[Numpy-discussion] Record arrays

Fri Jun 27 01:10:18 EDT 2008

On Thu, Jun 26, 2008 at 1:25 PM, Robert Kern <robert.kern at gmail.com> wrote:

> One downside of this is that the attribute access feature slows down
> all field accesses, even the r['foo'] form, because it sticks a bunch
> of pure Python code in the middle. Much code won't notice this, but if
> you end up having to iterate over an array of records (as I have),
> this will be a hotspot for you.

I wonder if it wouldn't be useful for *all* numpy arrays to have a .f
attribute that would provide attribute access to fields for complex
dtypes:

In [13]: r['foo']
Out[13]: array([1, 1, 1])

In [14]: r.f.foo
-> Hypothetically, same as [13] above

This object would be in general an empty namespace, thus avoiding the
potential for collisions that recarrays have, could normalize field
names to be valid python identifiers (spaces to _, etc) and could
provide name TAB completion.
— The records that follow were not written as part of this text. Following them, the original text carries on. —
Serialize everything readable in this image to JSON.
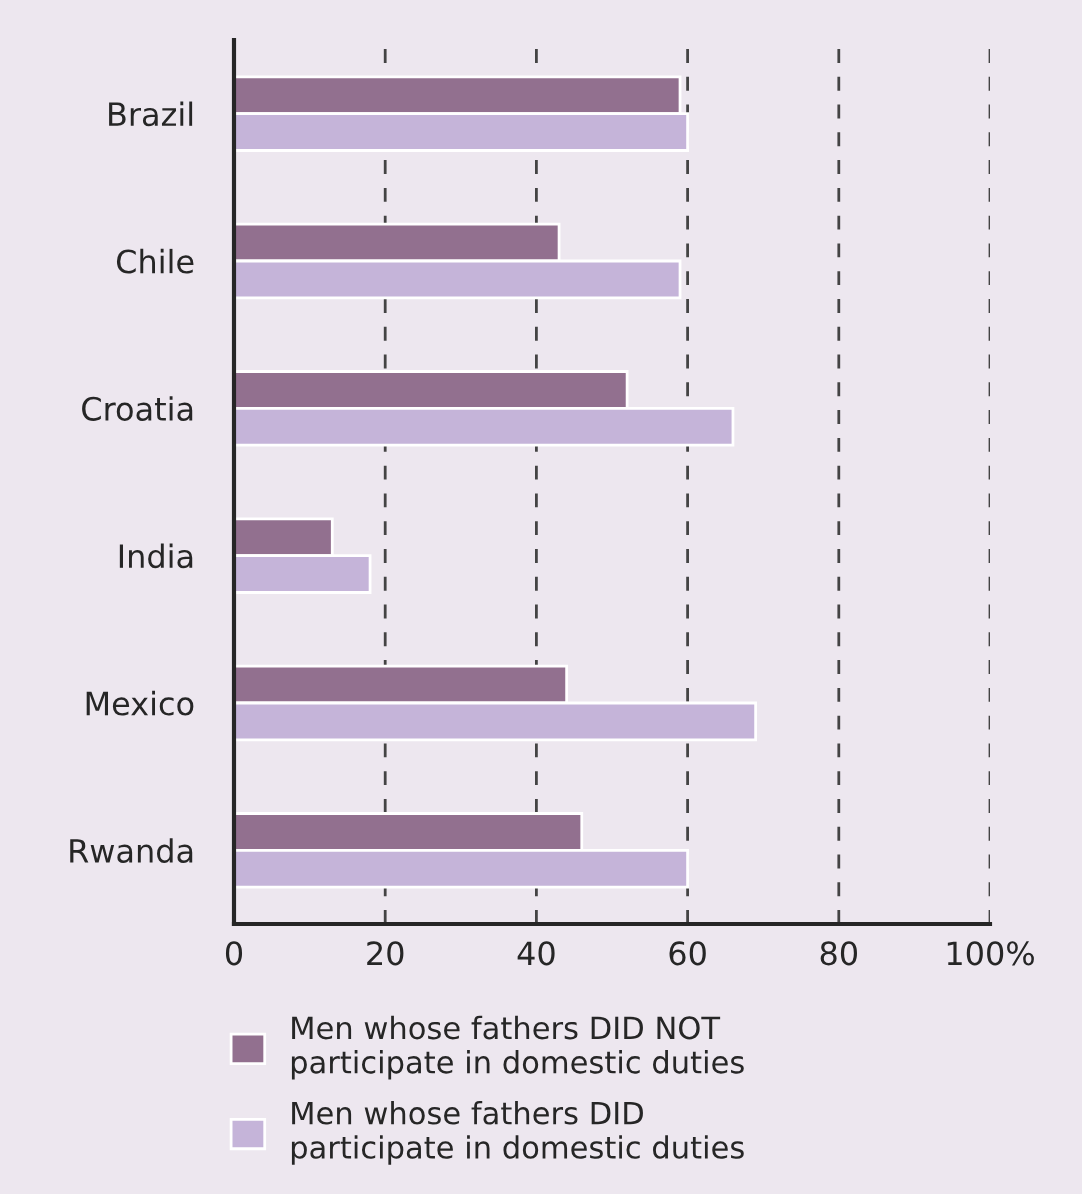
{
  "chart_data": {
    "type": "bar",
    "orientation": "horizontal",
    "categories": [
      "Brazil",
      "Chile",
      "Croatia",
      "India",
      "Mexico",
      "Rwanda"
    ],
    "series": [
      {
        "name": "Men whose fathers DID NOT\nparticipate in domestic duties",
        "color": "#92708f",
        "values": [
          59,
          43,
          52,
          13,
          44,
          46
        ]
      },
      {
        "name": "Men whose fathers DID\nparticipate in domestic duties",
        "color": "#c5b4d9",
        "values": [
          60,
          59,
          66,
          18,
          69,
          60
        ]
      }
    ],
    "xlim": [
      0,
      100
    ],
    "xticks": [
      0,
      20,
      40,
      60,
      80,
      {
        "value": 100,
        "label": "100%"
      }
    ],
    "grid": "x",
    "legend": "bottom"
  }
}
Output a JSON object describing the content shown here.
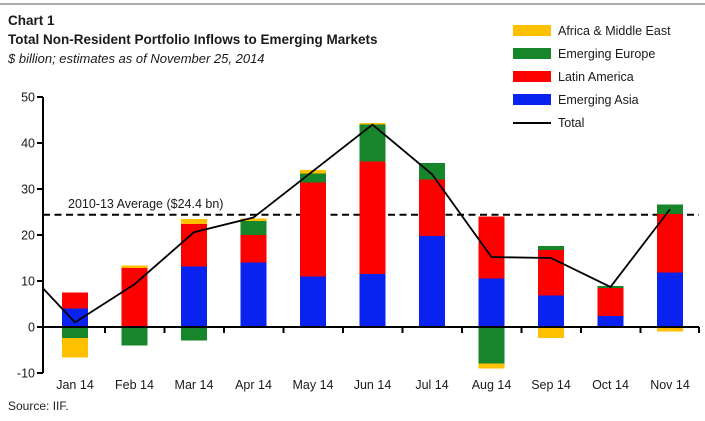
{
  "header": {
    "chart_label": "Chart 1",
    "title": "Total Non-Resident Portfolio Inflows to Emerging Markets",
    "subtitle": "$ billion; estimates as of November 25, 2014"
  },
  "source": "Source: IIF.",
  "colors": {
    "africa": "#FFC000",
    "europe": "#17862B",
    "latam": "#FB0100",
    "asia": "#0A22F0",
    "total_line": "#000000",
    "average_line": "#000000",
    "axis": "#000000",
    "text": "#1a1a1a"
  },
  "chart_data": {
    "type": "bar",
    "stacked": true,
    "grid": false,
    "legend_position": "top-right",
    "categories": [
      "Jan 14",
      "Feb 14",
      "Mar 14",
      "Apr 14",
      "May 14",
      "Jun 14",
      "Jul 14",
      "Aug 14",
      "Sep 14",
      "Oct 14",
      "Nov 14"
    ],
    "series": [
      {
        "name": "Africa & Middle East",
        "color_key": "africa",
        "values": [
          -4.2,
          0.6,
          1.1,
          0.6,
          0.7,
          0.4,
          0.0,
          -1.1,
          -2.4,
          0.0,
          -1.0
        ]
      },
      {
        "name": "Emerging Europe",
        "color_key": "europe",
        "values": [
          -2.4,
          -4.0,
          -2.9,
          3.0,
          2.0,
          8.0,
          3.5,
          -7.9,
          0.9,
          0.4,
          2.0
        ]
      },
      {
        "name": "Latin America",
        "color_key": "latam",
        "values": [
          3.5,
          12.8,
          9.2,
          6.0,
          20.4,
          24.5,
          12.3,
          13.5,
          9.9,
          6.1,
          12.7
        ]
      },
      {
        "name": "Emerging Asia",
        "color_key": "asia",
        "values": [
          4.0,
          0.0,
          13.2,
          14.0,
          11.0,
          11.5,
          19.8,
          10.5,
          6.8,
          2.4,
          11.9
        ]
      }
    ],
    "total_series": {
      "name": "Total",
      "edge_start": 8.4,
      "values": [
        1.0,
        9.3,
        20.6,
        23.8,
        33.9,
        44.0,
        33.2,
        15.2,
        15.0,
        8.7,
        25.6
      ]
    },
    "average_line": {
      "value": 24.4,
      "label": "2010-13 Average ($24.4 bn)"
    },
    "ylabel": "",
    "xlabel": "",
    "ylim": [
      -10,
      50
    ],
    "ytick_step": 10,
    "yticks": [
      -10,
      0,
      10,
      20,
      30,
      40,
      50
    ]
  }
}
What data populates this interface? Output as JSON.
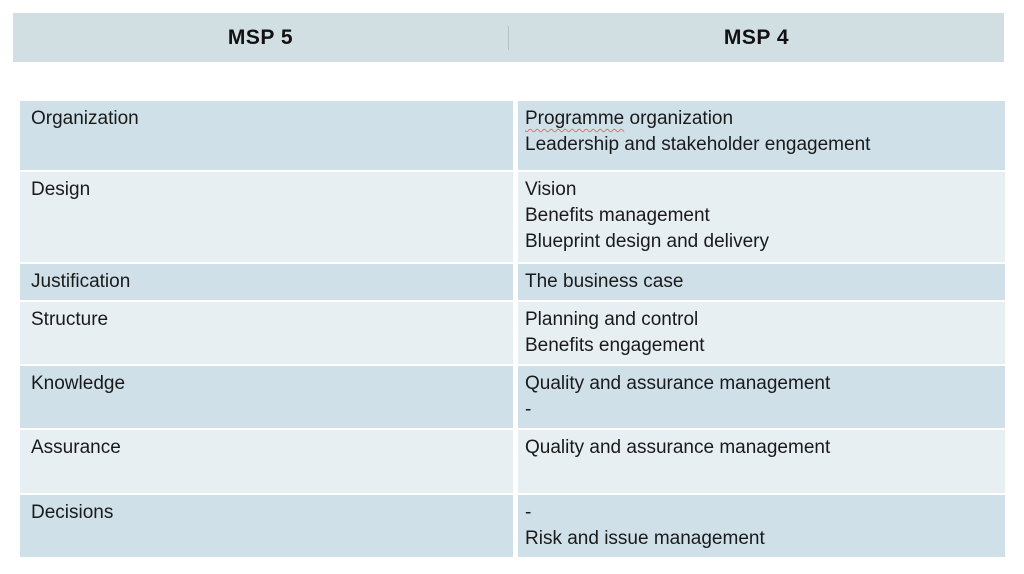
{
  "table": {
    "header": {
      "col1": "MSP 5",
      "col2": "MSP 4"
    },
    "rows": [
      {
        "msp5": "Organization",
        "msp4_lines": [
          "Programme organization",
          "Leadership and stakeholder engagement"
        ]
      },
      {
        "msp5": "Design",
        "msp4_lines": [
          "Vision",
          "Benefits management",
          "Blueprint design and delivery"
        ]
      },
      {
        "msp5": "Justification",
        "msp4_lines": [
          "The business case"
        ]
      },
      {
        "msp5": "Structure",
        "msp4_lines": [
          "Planning and control",
          "Benefits engagement"
        ]
      },
      {
        "msp5": "Knowledge",
        "msp4_lines": [
          "Quality and assurance management",
          "-"
        ]
      },
      {
        "msp5": "Assurance",
        "msp4_lines": [
          "Quality and assurance management"
        ]
      },
      {
        "msp5": "Decisions",
        "msp4_lines": [
          "-",
          "Risk and issue management"
        ]
      }
    ],
    "spellcheck": {
      "row": 0,
      "line": 0,
      "word": "Programme"
    }
  },
  "colors": {
    "header_bg": "#d2dfe2",
    "row_dark": "#cfe0e9",
    "row_light": "#e7eff3",
    "text": "#1a1a1a",
    "spellcheck_underline": "#d9766a",
    "background": "#ffffff"
  }
}
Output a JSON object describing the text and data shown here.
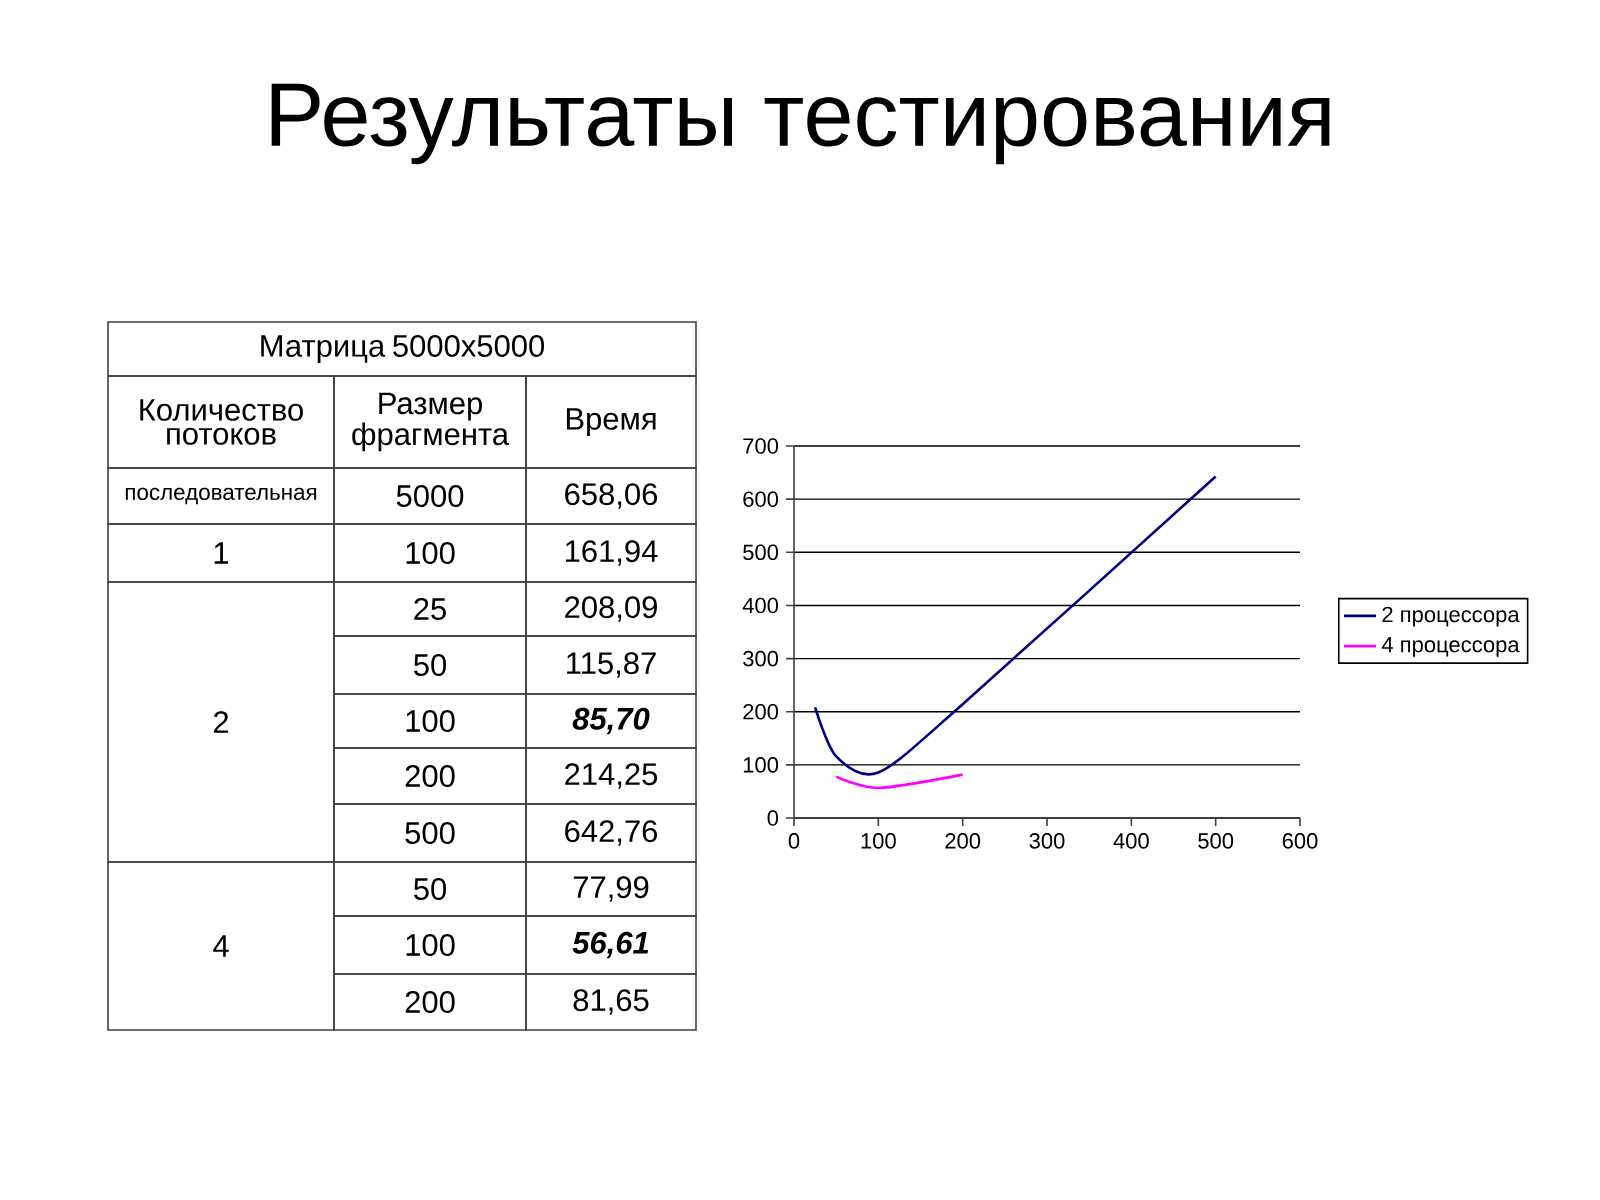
{
  "chart_data": [
    {
      "type": "other",
      "title": "Результаты тестирования",
      "annotations": [
        "Матрица 5000x5000",
        "Количество потоков",
        "Размер фрагмента",
        "Время",
        "последовательная",
        "5000",
        "658,06",
        "1",
        "100",
        "161,94",
        "2",
        "25",
        "208,09",
        "50",
        "115,87",
        "100",
        "85,70",
        "200",
        "214,25",
        "500",
        "642,76",
        "4",
        "50",
        "77,99",
        "100",
        "56,61",
        "200",
        "81,65"
      ]
    },
    {
      "type": "line",
      "series": [
        {
          "name": "2 процессора",
          "color": "#000080",
          "x": [
            25,
            50,
            100,
            200,
            500
          ],
          "values": [
            208.09,
            115.87,
            85.7,
            214.25,
            642.76
          ]
        },
        {
          "name": "4 процессора",
          "color": "#ff00ff",
          "x": [
            50,
            100,
            200
          ],
          "values": [
            77.99,
            56.61,
            81.65
          ]
        }
      ],
      "xlim": [
        0,
        600
      ],
      "xticks": [
        0,
        100,
        200,
        300,
        400,
        500,
        600
      ],
      "ylim": [
        0,
        700
      ],
      "yticks": [
        0,
        100,
        200,
        300,
        400,
        500,
        600,
        700
      ],
      "grid": "y",
      "legend": "right"
    }
  ]
}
Since the .f object would be a *separate*
object, the main array wouldn't need to have complex python code in
the fast path and there would be no speed penalty for other uses of
the top level object.

I've never quite liked recarrays because of the fact that they blend
the named fields with the main namespace, and because they don't tab
complete.  I'd happily pay the price of accessing a sub-object for a
cleaner and more useful access to fields (I could always do xf=x.f if
I am really going to use the field object a lot).

Just an idea, perhaps it's already been shut down in the past.

Cheers,

f